The team of 12 people creating this content includes members from different refugee communities and host populations. This isn't humanitarian workers talking about refugees. It's refugees and host communities speaking for themselves, setting their own agenda. As the saying goes in the camps: "Nothing about us, without us."
What accountability sounds like
A reality is that people don't always want to talk about humanitarian policy. Food distribution is a critical issue right now – especially given the USAID cuts. People struggle to understand why some receive food, and others don't, and why humanitarian prioritisation isn't better communicated. But they also want to discuss how to open a business, how to obtain birth certificates, football, and music.

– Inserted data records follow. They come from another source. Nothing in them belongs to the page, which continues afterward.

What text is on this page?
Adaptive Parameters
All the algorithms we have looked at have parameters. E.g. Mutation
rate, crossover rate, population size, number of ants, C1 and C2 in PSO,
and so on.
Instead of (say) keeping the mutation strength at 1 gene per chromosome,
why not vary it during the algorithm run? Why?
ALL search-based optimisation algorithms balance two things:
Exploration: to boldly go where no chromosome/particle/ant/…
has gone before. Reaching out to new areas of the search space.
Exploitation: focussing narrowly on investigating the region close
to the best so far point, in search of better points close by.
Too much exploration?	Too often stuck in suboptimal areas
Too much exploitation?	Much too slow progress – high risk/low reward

This is what genuine participation looks like. It might not always be what is at the top of the humanitarian agenda, but engaging people in a way they want to be engaged is a necessary part of good journalism, good communication and good humanitarian action.
The information flows both ways. Humanitarian organisations want their messages communicated, but what airs is up to the team. And crucially, information goes back to humanitarian agencies, who must then act on what they've heard. Building this trust took time – getting humanitarian organisations to truly listen remains one of our biggest challenges.
Communication is aid
What we've learned from this journey – and CDAC Network has been instrumental in helping us understand this – is that communication in humanitarian responses needs to be treated as essential infrastructure, as fundamental as water or shelter. It should be an explicit service in every response, contextualised for each situation but guided by common principles.
This isn't traditional journalism – it's displacement communication: facilitating participation, enabling dialogue, and creating accountability in environments where formal democratic mechanisms don't exist.
As funding dwindles and trust erodes in crisis information systems, the question becomes more urgent: how do we ensure people affected by crises aren't just recipients of aid, but active participants in the decisions that shape their lives?
That's the conversation we need to have –and one I'm looking forward to exploring at CDAC's Public Forum this week.